Texas Tech brings to the consortium its leadership in the study of climate impacts in arid and semi-arid environments worldwide; resulting in critical understanding of the influence that climate has on ecosystem dynamics and services across this important landscape. Texas Tech is also developing a climate projection database for the USGS and a guide of best practices for the U.S. Fish and Wildlife Service to apply climate projects in ecosystem impact analysis.
OSU brings its expertise integrating weather information with a range of ecological and agricultural impacts, particularly through application of the Oklahoma Mesonet in collaboration with OU. OSU’s research expertise includes the study of ecological impacts of biofuels, carbon capture in prairies and forests, invasive species of plants and animals and biodiversity. Scientists at LSU bring experience in climate and environmental impacts related to wetlands, coastal processes, fisheries, pollution, toxicology and environmental policy and management to address the risks in Gulf of Mexico coastal habitats.
Adding to the breadth and depth of the consortium is the inclusion of Oklahoma’s Native American tribes as members. The Chickasaw Nation and the Choctaw Nation of Oklahoma will bring important cultural perspectives to the science of climate. Solving problems such as protection of water resources and assuring a vibrant and healthy environment cannot be solved without considering these perspectives. Their input will assure that potential solutions are both scientifically sound and practical. The tribal consortium members will also serve as a liaison to other tribes, both within the region and across the nation.

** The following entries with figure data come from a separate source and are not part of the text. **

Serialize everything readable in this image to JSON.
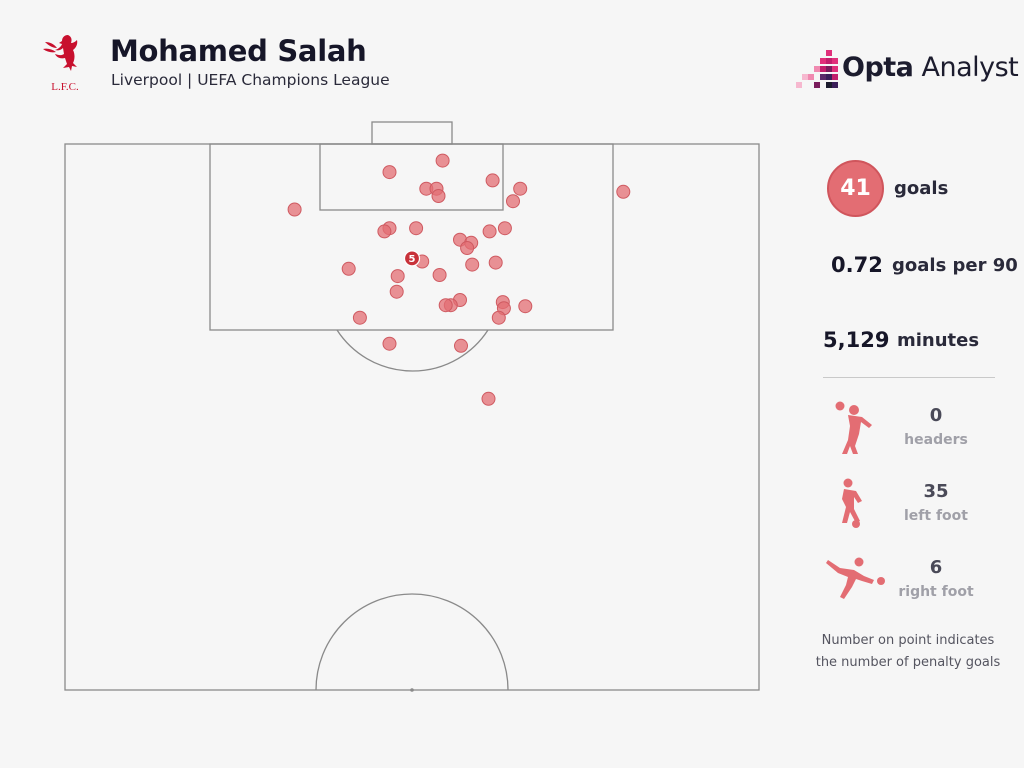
{
  "header": {
    "player_name": "Mohamed Salah",
    "subtitle": "Liverpool | UEFA Champions League",
    "crest_icon": "lfc-crest-icon",
    "crest_text": "L.F.C.",
    "brand_bold": "Opta",
    "brand_light": " Analyst"
  },
  "stats": {
    "goals_value": "41",
    "goals_label": "goals",
    "per90_value": "0.72",
    "per90_label": "goals per 90",
    "minutes_value": "5,129",
    "minutes_label": "minutes"
  },
  "goal_types": [
    {
      "value": "0",
      "label": "headers",
      "icon": "header-player-icon"
    },
    {
      "value": "35",
      "label": "left foot",
      "icon": "left-foot-player-icon"
    },
    {
      "value": "6",
      "label": "right foot",
      "icon": "right-foot-player-icon"
    }
  ],
  "note": {
    "line1": "Number on point indicates",
    "line2": "the number of penalty goals"
  },
  "colors": {
    "shot": "#e36d73",
    "shot_stroke": "#cf5a61",
    "penalty": "#c8323a",
    "accent": "#c8102e",
    "pitch_line": "#8a8a8a"
  },
  "chart_data": {
    "type": "scatter",
    "title": "Mohamed Salah",
    "subtitle": "Liverpool | UEFA Champions League",
    "xlabel": "",
    "ylabel": "",
    "x_desc": "pitch width in metres from left touchline (0-68)",
    "y_desc": "distance from goal line in metres (0-52.5)",
    "xlim": [
      0,
      68
    ],
    "ylim": [
      0,
      52.5
    ],
    "grid": false,
    "series": [
      {
        "name": "goals",
        "points": [
          {
            "x": 37.0,
            "y": 1.6
          },
          {
            "x": 31.8,
            "y": 2.7
          },
          {
            "x": 41.9,
            "y": 3.5
          },
          {
            "x": 35.4,
            "y": 4.3
          },
          {
            "x": 36.4,
            "y": 4.3
          },
          {
            "x": 44.6,
            "y": 4.3
          },
          {
            "x": 36.6,
            "y": 5.0
          },
          {
            "x": 43.9,
            "y": 5.5
          },
          {
            "x": 54.7,
            "y": 4.6
          },
          {
            "x": 22.5,
            "y": 6.3
          },
          {
            "x": 31.8,
            "y": 8.1
          },
          {
            "x": 31.3,
            "y": 8.4
          },
          {
            "x": 34.4,
            "y": 8.1
          },
          {
            "x": 43.1,
            "y": 8.1
          },
          {
            "x": 41.6,
            "y": 8.4
          },
          {
            "x": 38.7,
            "y": 9.2
          },
          {
            "x": 39.8,
            "y": 9.5
          },
          {
            "x": 39.4,
            "y": 10.0
          },
          {
            "x": 35.0,
            "y": 11.3
          },
          {
            "x": 39.9,
            "y": 11.6
          },
          {
            "x": 42.2,
            "y": 11.4
          },
          {
            "x": 27.8,
            "y": 12.0
          },
          {
            "x": 32.6,
            "y": 12.7
          },
          {
            "x": 36.7,
            "y": 12.6
          },
          {
            "x": 32.5,
            "y": 14.2
          },
          {
            "x": 38.7,
            "y": 15.0
          },
          {
            "x": 37.8,
            "y": 15.5
          },
          {
            "x": 37.3,
            "y": 15.5
          },
          {
            "x": 42.9,
            "y": 15.2
          },
          {
            "x": 45.1,
            "y": 15.6
          },
          {
            "x": 43.0,
            "y": 15.8
          },
          {
            "x": 28.9,
            "y": 16.7
          },
          {
            "x": 42.5,
            "y": 16.7
          },
          {
            "x": 31.8,
            "y": 19.2
          },
          {
            "x": 38.8,
            "y": 19.4
          },
          {
            "x": 41.5,
            "y": 24.5
          }
        ]
      },
      {
        "name": "penalty goals",
        "points": [
          {
            "x": 34.0,
            "y": 11.0,
            "count": 5
          }
        ]
      }
    ]
  }
}
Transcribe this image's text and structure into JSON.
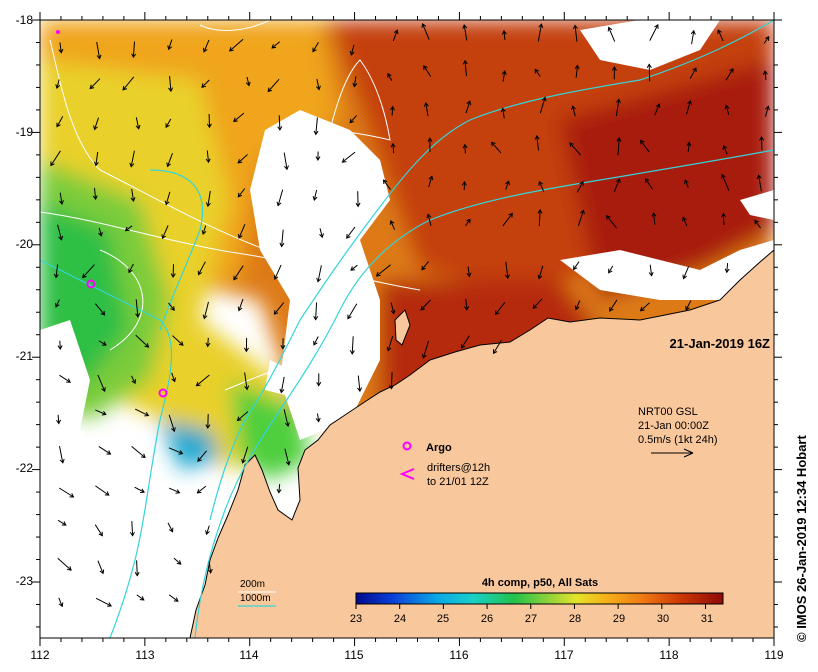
{
  "map": {
    "axes": {
      "x_ticks": [
        "112",
        "113",
        "114",
        "115",
        "116",
        "117",
        "118",
        "119"
      ],
      "y_ticks": [
        "-18",
        "-19",
        "-20",
        "-21",
        "-22",
        "-23"
      ],
      "lon_range": [
        112,
        119
      ],
      "lat_range": [
        -23.55,
        -18
      ]
    },
    "date_label": "21-Jan-2019 16Z",
    "current_model": {
      "line1": "NRT00 GSL",
      "line2": "21-Jan 00:00Z",
      "line3": "0.5m/s (1kt 24h)"
    },
    "legend": {
      "argo_label": "Argo",
      "drifters_line1": "drifters@12h",
      "drifters_line2": "to 21/01 12Z",
      "isobath_200": "200m",
      "isobath_1000": "1000m"
    },
    "colorbar": {
      "title": "4h comp, p50, All Sats",
      "ticks": [
        "23",
        "24",
        "25",
        "26",
        "27",
        "28",
        "29",
        "30",
        "31"
      ],
      "min": 23,
      "max": 31.4
    },
    "credit": "© IMOS 26-Jan-2019 12:34 Hobart",
    "colors": {
      "land": "#f9c79c",
      "coast": "#000000",
      "isobath": "#36d4d8",
      "argo": "#ff00ff",
      "drifter": "#ff00ff"
    }
  }
}
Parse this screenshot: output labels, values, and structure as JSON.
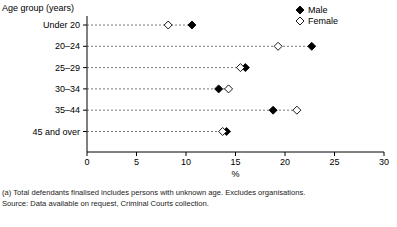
{
  "chart_data": {
    "type": "dot",
    "orientation": "horizontal",
    "y_label": "Age group (years)",
    "x_label": "%",
    "categories": [
      "Under 20",
      "20–24",
      "25–29",
      "30–34",
      "35–44",
      "45 and over"
    ],
    "series": [
      {
        "name": "Male",
        "color": "#000000",
        "marker": "diamond",
        "values": [
          10.6,
          22.7,
          16.0,
          13.3,
          18.8,
          14.1
        ]
      },
      {
        "name": "Female",
        "color": "#ffffff",
        "marker": "diamond",
        "values": [
          8.2,
          19.3,
          15.5,
          14.3,
          21.2,
          13.7
        ]
      }
    ],
    "xlim": [
      0,
      30
    ],
    "xticks": [
      0,
      5,
      10,
      15,
      20,
      25,
      30
    ],
    "legend": "top-right",
    "line_style": "dashed",
    "footnotes": [
      "(a) Total defendants finalised includes persons with unknown age. Excludes organisations.",
      "Source: Data available on request, Criminal Courts collection."
    ]
  }
}
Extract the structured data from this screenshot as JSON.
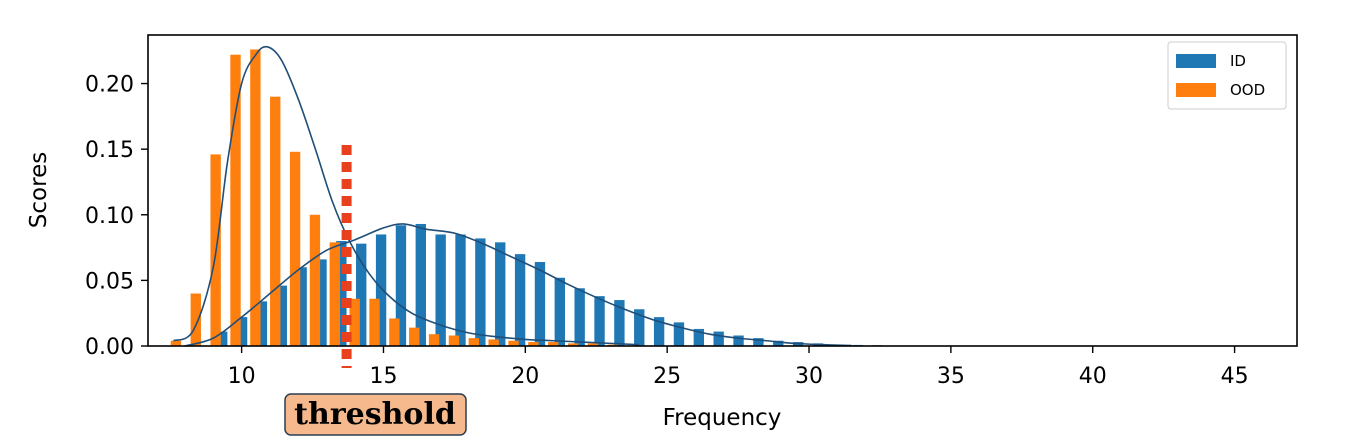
{
  "chart_data": {
    "type": "bar",
    "xlabel": "Frequency",
    "ylabel": "Scores",
    "xlim": [
      6.7,
      47.2
    ],
    "ylim": [
      0,
      0.237
    ],
    "xticks": [
      10,
      15,
      20,
      25,
      30,
      35,
      40,
      45
    ],
    "yticks": [
      0.0,
      0.05,
      0.1,
      0.15,
      0.2
    ],
    "ytick_labels": [
      "0.00",
      "0.05",
      "0.10",
      "0.15",
      "0.20"
    ],
    "grid": false,
    "legend_position": "top-right",
    "bin_width": 0.7,
    "series": [
      {
        "name": "ID",
        "color": "#1f77b4",
        "bins": [
          {
            "x": 9.2,
            "y": 0.011
          },
          {
            "x": 9.9,
            "y": 0.022
          },
          {
            "x": 10.6,
            "y": 0.034
          },
          {
            "x": 11.3,
            "y": 0.046
          },
          {
            "x": 12.0,
            "y": 0.06
          },
          {
            "x": 12.7,
            "y": 0.066
          },
          {
            "x": 13.4,
            "y": 0.08
          },
          {
            "x": 14.1,
            "y": 0.078
          },
          {
            "x": 14.8,
            "y": 0.085
          },
          {
            "x": 15.5,
            "y": 0.092
          },
          {
            "x": 16.2,
            "y": 0.093
          },
          {
            "x": 16.9,
            "y": 0.085
          },
          {
            "x": 17.6,
            "y": 0.085
          },
          {
            "x": 18.3,
            "y": 0.082
          },
          {
            "x": 19.0,
            "y": 0.079
          },
          {
            "x": 19.7,
            "y": 0.07
          },
          {
            "x": 20.4,
            "y": 0.064
          },
          {
            "x": 21.1,
            "y": 0.052
          },
          {
            "x": 21.8,
            "y": 0.044
          },
          {
            "x": 22.5,
            "y": 0.038
          },
          {
            "x": 23.2,
            "y": 0.035
          },
          {
            "x": 23.9,
            "y": 0.028
          },
          {
            "x": 24.6,
            "y": 0.022
          },
          {
            "x": 25.3,
            "y": 0.018
          },
          {
            "x": 26.0,
            "y": 0.013
          },
          {
            "x": 26.7,
            "y": 0.011
          },
          {
            "x": 27.4,
            "y": 0.008
          },
          {
            "x": 28.1,
            "y": 0.006
          },
          {
            "x": 28.8,
            "y": 0.004
          },
          {
            "x": 29.5,
            "y": 0.003
          },
          {
            "x": 30.2,
            "y": 0.002
          },
          {
            "x": 30.9,
            "y": 0.001
          },
          {
            "x": 31.6,
            "y": 0.0008
          },
          {
            "x": 32.3,
            "y": 0.0006
          },
          {
            "x": 33.0,
            "y": 0.0004
          },
          {
            "x": 33.7,
            "y": 0.0003
          }
        ],
        "kde": [
          [
            8.0,
            0.0
          ],
          [
            9.0,
            0.006
          ],
          [
            10.0,
            0.022
          ],
          [
            11.0,
            0.04
          ],
          [
            12.0,
            0.058
          ],
          [
            13.0,
            0.073
          ],
          [
            14.0,
            0.081
          ],
          [
            15.0,
            0.09
          ],
          [
            15.7,
            0.093
          ],
          [
            16.5,
            0.089
          ],
          [
            17.5,
            0.086
          ],
          [
            18.5,
            0.078
          ],
          [
            19.5,
            0.068
          ],
          [
            20.5,
            0.058
          ],
          [
            21.5,
            0.047
          ],
          [
            22.5,
            0.037
          ],
          [
            23.5,
            0.028
          ],
          [
            24.5,
            0.02
          ],
          [
            25.5,
            0.014
          ],
          [
            26.5,
            0.009
          ],
          [
            27.5,
            0.006
          ],
          [
            28.5,
            0.004
          ],
          [
            29.5,
            0.002
          ],
          [
            30.5,
            0.001
          ],
          [
            31.5,
            0.0003
          ]
        ]
      },
      {
        "name": "OOD",
        "color": "#ff7f0e",
        "bins": [
          {
            "x": 7.8,
            "y": 0.004
          },
          {
            "x": 8.5,
            "y": 0.04
          },
          {
            "x": 9.2,
            "y": 0.146
          },
          {
            "x": 9.9,
            "y": 0.222
          },
          {
            "x": 10.6,
            "y": 0.226
          },
          {
            "x": 11.3,
            "y": 0.19
          },
          {
            "x": 12.0,
            "y": 0.148
          },
          {
            "x": 12.7,
            "y": 0.1
          },
          {
            "x": 13.4,
            "y": 0.079
          },
          {
            "x": 14.1,
            "y": 0.036
          },
          {
            "x": 14.8,
            "y": 0.036
          },
          {
            "x": 15.5,
            "y": 0.021
          },
          {
            "x": 16.2,
            "y": 0.014
          },
          {
            "x": 16.9,
            "y": 0.009
          },
          {
            "x": 17.6,
            "y": 0.008
          },
          {
            "x": 18.3,
            "y": 0.006
          },
          {
            "x": 19.0,
            "y": 0.005
          },
          {
            "x": 19.7,
            "y": 0.004
          },
          {
            "x": 20.4,
            "y": 0.003
          },
          {
            "x": 21.1,
            "y": 0.003
          },
          {
            "x": 21.8,
            "y": 0.002
          },
          {
            "x": 22.5,
            "y": 0.002
          },
          {
            "x": 23.2,
            "y": 0.001
          }
        ],
        "kde": [
          [
            7.6,
            0.004
          ],
          [
            8.3,
            0.012
          ],
          [
            9.0,
            0.06
          ],
          [
            9.5,
            0.14
          ],
          [
            10.0,
            0.2
          ],
          [
            10.5,
            0.222
          ],
          [
            10.9,
            0.228
          ],
          [
            11.4,
            0.218
          ],
          [
            12.0,
            0.188
          ],
          [
            12.6,
            0.15
          ],
          [
            13.2,
            0.11
          ],
          [
            13.8,
            0.08
          ],
          [
            14.5,
            0.055
          ],
          [
            15.2,
            0.038
          ],
          [
            16.0,
            0.025
          ],
          [
            17.0,
            0.016
          ],
          [
            18.0,
            0.01
          ],
          [
            19.0,
            0.007
          ],
          [
            20.0,
            0.005
          ],
          [
            21.0,
            0.004
          ],
          [
            22.0,
            0.003
          ],
          [
            23.0,
            0.002
          ],
          [
            24.0,
            0.001
          ]
        ]
      }
    ],
    "threshold": {
      "x": 13.7,
      "label": "threshold",
      "color": "#e8401c"
    }
  }
}
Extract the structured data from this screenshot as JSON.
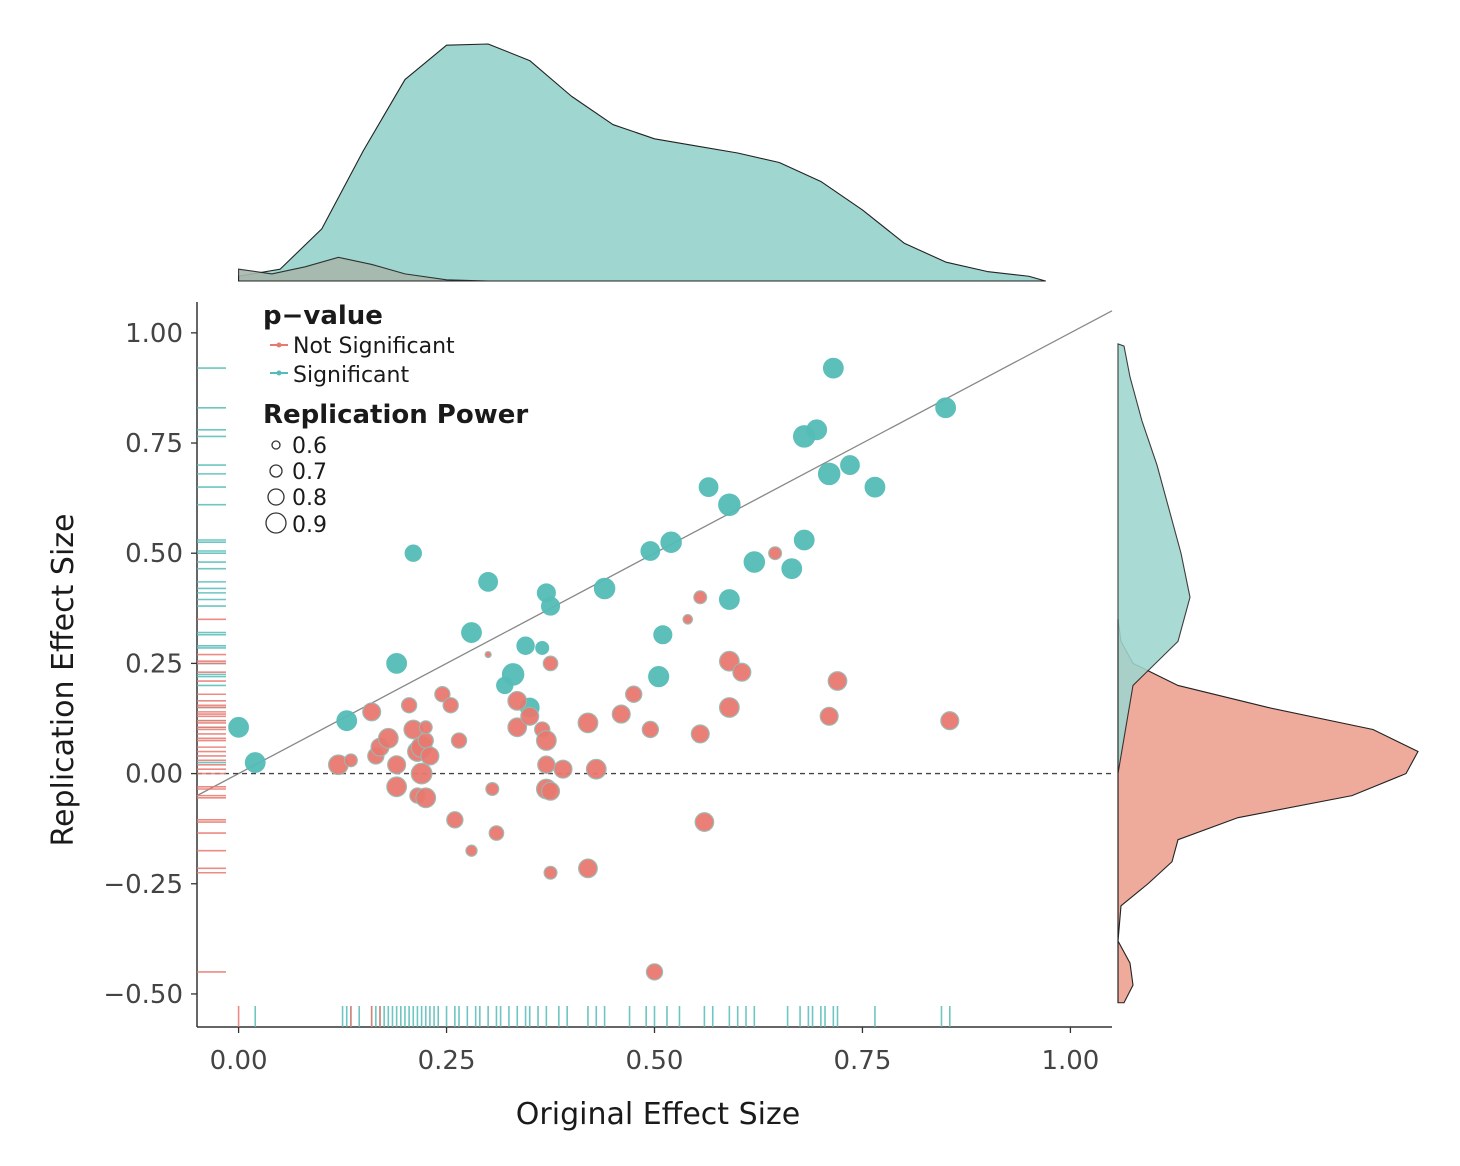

“We’ve assembled a powerful team to address the region’s needs to cope with and adapt to our highly variable climate, such as the devastating drought that the southern United States is currently experiencing,” said Renee McPherson, state climatologist of Oklahoma. “As the coordinated research carried out through this new Center progresses, it will advance our understanding of the relationships between weather, climate and our landscape. This promises to help us to be better prepared for not only the future, but for managing the extremes we already experience. This is not science for the ivory tower. This is science to solve real problems faced by real decision-makers year in and year out.”